This guest post was written by Richard Hentworth of Industrial Business Brokers.
An accountant specialises in financial statements and number crunching, so why would a business owner ask their accountant to put on a salesperson’s hat? Below, we set out four reasons why your accountant shouldn’t sell your business.
1. Overcomplicating the Nature of the Business
An accountant can quickly transform your business profile into a book with statistics and graphs, analysis and extended stories and descriptions. Business purchasers, however, view many profiles in their search and need a simplified snapshot to see if the business is a good match for their skills and experience. If it is, they will inspect the business to discover more.
Caution: Ensure the business profile is concise and does not reveal any confidential information used to pad out the document.
Buyer’s Tip: Cut through fancy graphs and long-winded stories by highlighting key areas of interest and concern.

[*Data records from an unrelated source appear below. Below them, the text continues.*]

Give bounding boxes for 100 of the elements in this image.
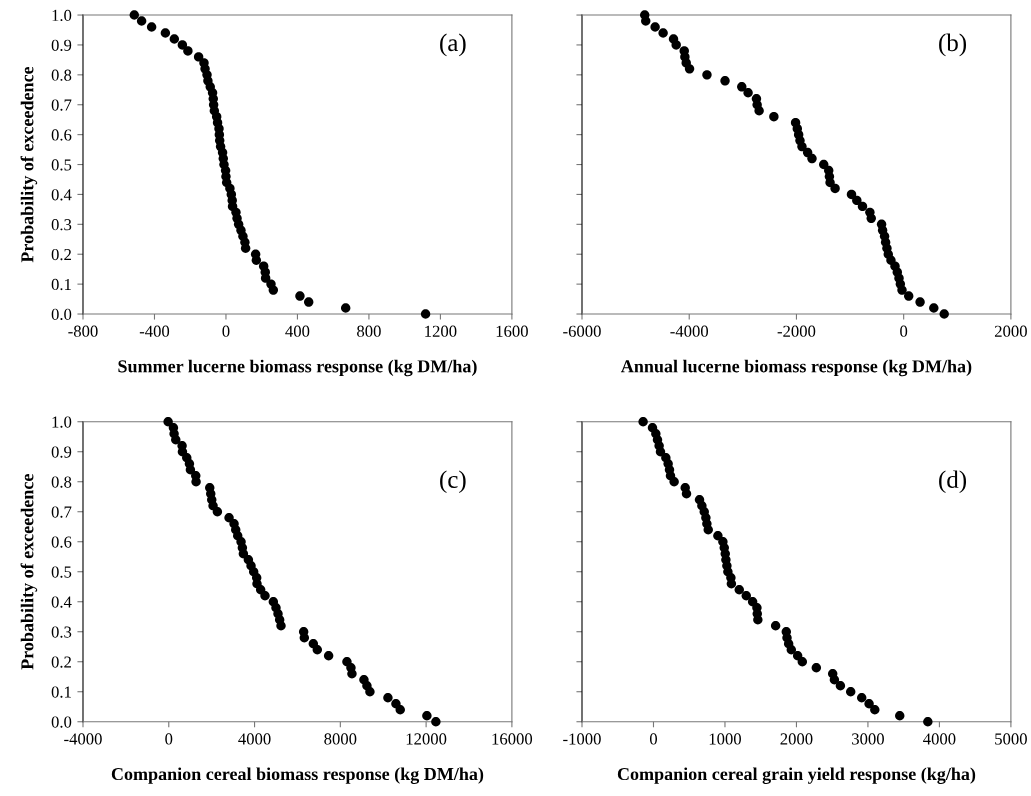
x-tick-label: 0 [900,325,908,337]
x-tick-label: -4000 [670,325,709,337]
point [146,22,157,32]
y-tick-label: 0.8 [51,69,72,81]
point [741,591,751,601]
point [638,417,648,427]
y-tick-label: 0.4 [51,189,72,201]
x-tick-label: 12000 [406,733,447,745]
point [720,76,730,86]
point [797,141,807,152]
point [897,285,907,295]
point [641,16,651,26]
point [136,16,147,26]
point [830,183,840,194]
point [769,111,779,122]
x-tick-label: 5000 [995,733,1027,745]
point [734,585,744,595]
y-tick-label: 0.9 [51,39,72,51]
x-tick-label: 0 [222,325,230,337]
point [177,40,188,50]
point [185,465,196,475]
point [797,657,808,667]
y-tick-label: 0.2 [51,248,71,261]
x-tick-label: -6000 [563,325,601,337]
point [251,255,262,265]
y-tick-label: 0.6 [51,536,72,548]
y-tick-label: 0.5 [51,159,72,171]
point [347,669,357,679]
point [169,34,180,44]
x-tick-label: 1000 [709,733,741,745]
x-tick-label: 8000 [324,733,357,745]
point [340,303,351,313]
point [866,213,876,224]
x-tick-label: -400 [139,325,170,337]
point [939,309,949,319]
y-tick-label: 0.7 [51,506,72,518]
point [681,489,692,499]
y-tick-label: 0.5 [51,566,72,578]
y-tick-label: 0.8 [51,476,72,488]
point [163,417,173,427]
point [655,447,666,457]
point [702,70,712,80]
point [240,243,251,253]
point [299,633,310,643]
y-axis-title: Probability of exceedence [20,474,38,670]
x-tick-label: 0 [165,733,173,745]
point [904,291,914,301]
x-tick-label: -800 [68,325,98,337]
annotation: (d) [939,470,967,494]
y-tick-label: 0.7 [51,99,72,111]
point [422,711,432,721]
point [703,525,713,535]
y-tick-label: 0.0 [51,308,72,321]
point [770,621,781,631]
point [365,687,375,697]
y-tick-label: 0.0 [51,716,72,728]
point [835,681,846,691]
point [811,663,822,673]
point [895,711,905,721]
point [183,46,193,56]
y-tick-label: 0.6 [51,129,72,141]
x-axis-title: Summer lucerne biomass response (kg DM/ha) [118,359,477,377]
point [786,645,797,655]
point [260,591,270,601]
x-axis-title: Companion cereal grain yield response (kg/ha) [617,767,976,784]
point [829,675,840,685]
x-axis-title: Companion cereal biomass response (kg DM/ha) [111,767,484,784]
point [870,705,880,715]
y-tick-label: 0.2 [51,656,71,668]
point [650,22,660,32]
x-tick-label: 1200 [425,325,457,337]
point [323,651,334,661]
point [857,693,867,703]
point [923,717,933,727]
x-tick-label: 4000 [238,733,271,745]
x-tick-label: 4000 [923,733,956,745]
x-tick-label: 2000 [994,325,1027,337]
point [129,10,139,20]
point [743,88,753,98]
point [312,645,323,655]
point [669,477,679,487]
point [852,195,862,206]
x-tick-label: -1000 [563,733,601,745]
point [160,28,171,38]
point [303,297,314,307]
annotation: (c) [440,470,466,494]
point [193,52,204,62]
annotation: (b) [939,33,967,57]
point [753,615,763,625]
y-tick-label: 0.9 [51,446,72,458]
point [420,309,431,319]
y-tick-label: 0.1 [51,278,71,291]
y-tick-label: 0.1 [51,686,71,698]
point [395,705,405,715]
point [212,507,223,517]
point [658,28,668,38]
point [726,579,737,589]
y-tick-label: 0.3 [51,626,72,638]
point [224,513,234,523]
point [915,297,925,307]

2. Networking and Marketing
A conveyancer can talk to lots of people who buy and sell real estate. This does not mean they have a list of active buyers or will market your business appropriately. The same goes for an accountant who is acting as an estate agent.

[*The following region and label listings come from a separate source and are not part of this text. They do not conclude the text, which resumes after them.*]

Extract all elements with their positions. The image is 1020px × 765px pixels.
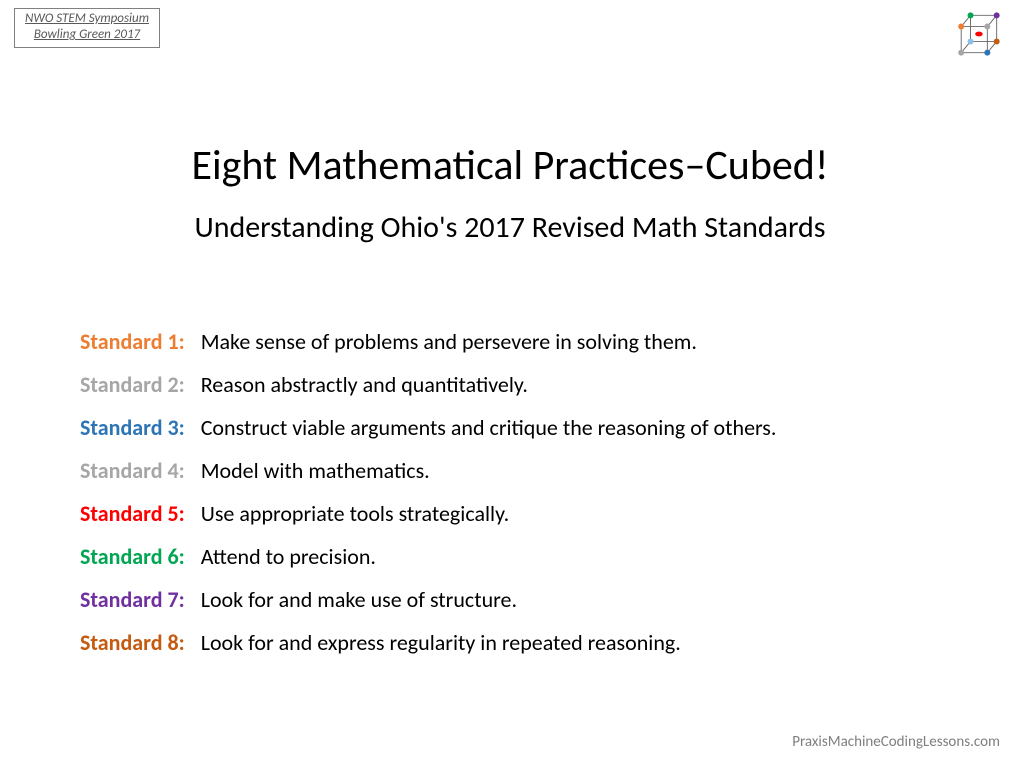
page-title: Eight Mathematical Practices–Cubed! <box>0 140 1020 191</box>
corner-line2: Bowling Green 2017 <box>25 27 149 43</box>
standard-label: Standard 5: <box>80 500 201 543</box>
standard-label: Standard 7: <box>80 586 201 629</box>
standard-text: Look for and express regularity in repea… <box>201 629 777 672</box>
standard-label: Standard 4: <box>80 457 201 500</box>
standard-label: Standard 6: <box>80 543 201 586</box>
footer-credit: PraxisMachineCodingLessons.com <box>792 733 1000 751</box>
standard-text: Construct viable arguments and critique … <box>201 414 777 457</box>
standard-row: Standard 1:Make sense of problems and pe… <box>80 328 776 371</box>
standard-row: Standard 4:Model with mathematics. <box>80 457 776 500</box>
standard-text: Reason abstractly and quantitatively. <box>201 371 777 414</box>
standard-label: Standard 3: <box>80 414 201 457</box>
standards-list: Standard 1:Make sense of problems and pe… <box>80 328 940 672</box>
standard-row: Standard 7:Look for and make use of stru… <box>80 586 776 629</box>
standard-row: Standard 3:Construct viable arguments an… <box>80 414 776 457</box>
standard-label: Standard 8: <box>80 629 201 672</box>
cube-icon <box>950 6 1006 62</box>
page-subtitle: Understanding Ohio's 2017 Revised Math S… <box>0 209 1020 246</box>
standard-row: Standard 8:Look for and express regulari… <box>80 629 776 672</box>
standard-row: Standard 2:Reason abstractly and quantit… <box>80 371 776 414</box>
standard-label: Standard 1: <box>80 328 201 371</box>
standard-text: Model with mathematics. <box>201 457 777 500</box>
standard-row: Standard 6:Attend to precision. <box>80 543 776 586</box>
standard-text: Make sense of problems and persevere in … <box>201 328 777 371</box>
title-block: Eight Mathematical Practices–Cubed! Unde… <box>0 140 1020 246</box>
standard-row: Standard 5:Use appropriate tools strateg… <box>80 500 776 543</box>
corner-badge: NWO STEM Symposium Bowling Green 2017 <box>14 8 160 48</box>
standard-text: Attend to precision. <box>201 543 777 586</box>
standard-label: Standard 2: <box>80 371 201 414</box>
standard-text: Use appropriate tools strategically. <box>201 500 777 543</box>
corner-line1: NWO STEM Symposium <box>25 11 149 27</box>
standard-text: Look for and make use of structure. <box>201 586 777 629</box>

Caution: Check if the accountant has a compliant exclusive authority which typically lasts for 180 days. If your accountant cannot sell your business in that timeframe and seems only to discuss dealing with one party, speak to a specialised broker quickly.

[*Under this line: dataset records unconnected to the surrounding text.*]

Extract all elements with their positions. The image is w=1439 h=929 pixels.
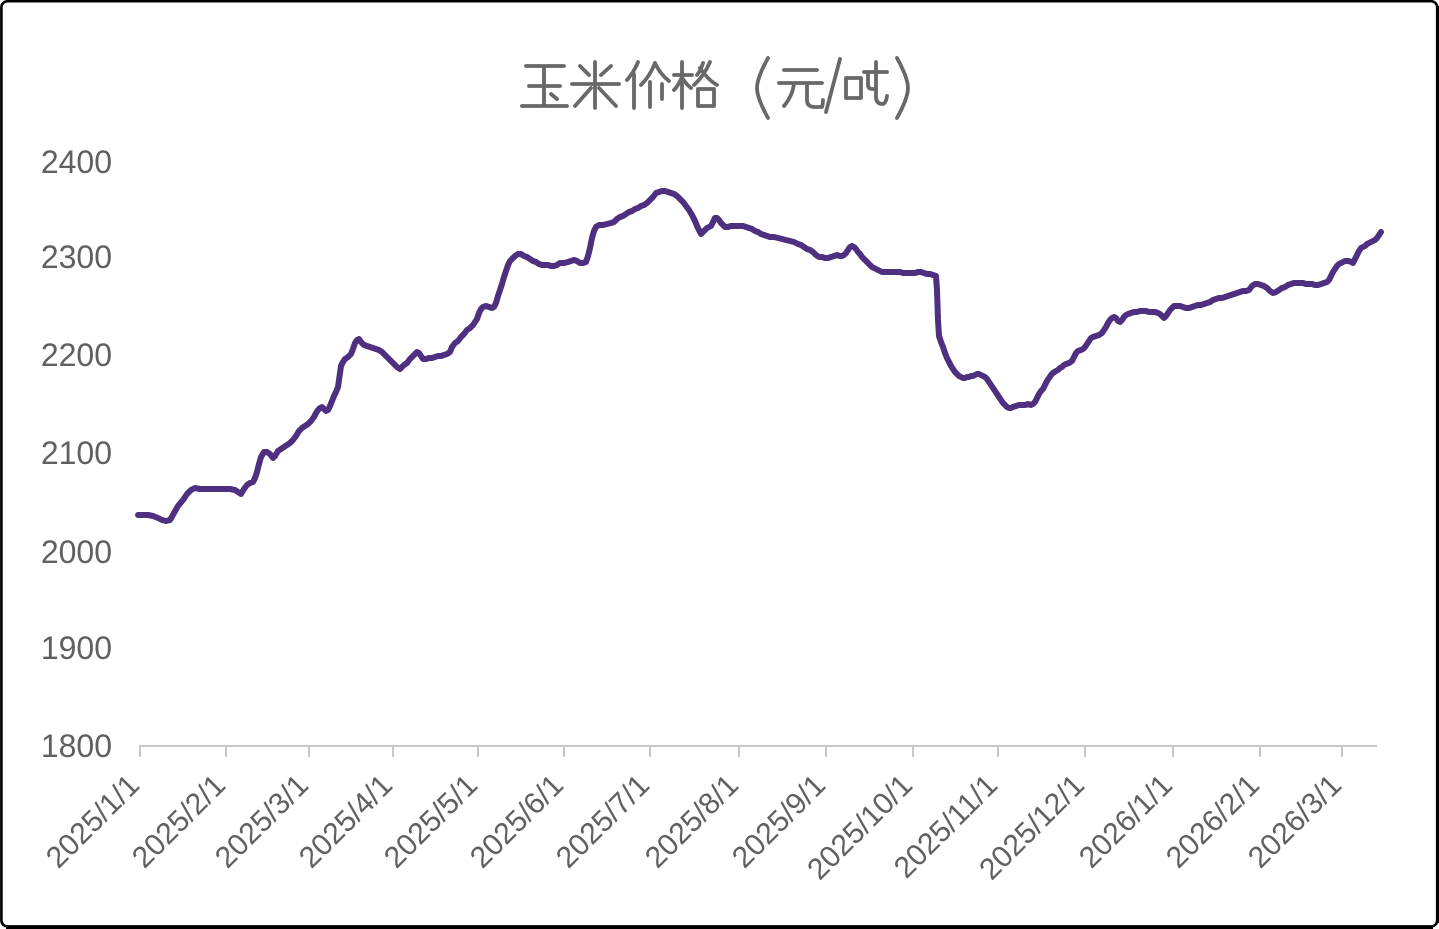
svg-text:1800: 1800	[41, 728, 112, 764]
svg-text:2200: 2200	[41, 337, 112, 373]
svg-text:2400: 2400	[41, 144, 112, 180]
svg-text:2100: 2100	[41, 435, 112, 471]
svg-text:2000: 2000	[41, 534, 112, 570]
svg-text:2300: 2300	[41, 239, 112, 275]
svg-text:1900: 1900	[41, 630, 112, 666]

Buyer’s Tip: Bid low – the chances are the accountant isn’t negotiating with anyone else.
3. Conflict of Interest
Accountants typically become involved in the sale of a business during the due diligence stage. If the accountant is also selling the business, the vendor may miss information about any issues, delays, or losing a genuine buyer.
Caution: Accountants are unlikely familiar with estate agent statutory laws and are not registered as estate agents. Be wary of an accountant asking you to get a specialised business broker to do the market appraisal and then offering to secure you a higher price.
Buyer’s Tip: Ensure you extend due diligence to include bank statements and other information to triple check financial statements.
4. Fees vs Commission
Accountants usually charge an hourly fee which can quickly add up and may not suit your budget.
Caution: A prospect’s interest may get dragged on without anything happening to ensure fees continue. Ensure the accountant is maintaining advertising and harnessing other leads.
Buyer’s Tip: Be patient in communicating over a few months as the vendor may become exhausted and give you a great deal.
In short, a business broker specialises in the sale of businesses, and an accountant specialises in financial statements. Having the right professionals perform their work respectively is the best way to ensure great results. Also, if your accountant is recommending a particular business broker, ask them if they receive a “referral fee”. If they say they work alongside another business broker or M&A firm, ask them to disclose any “commission sharing”.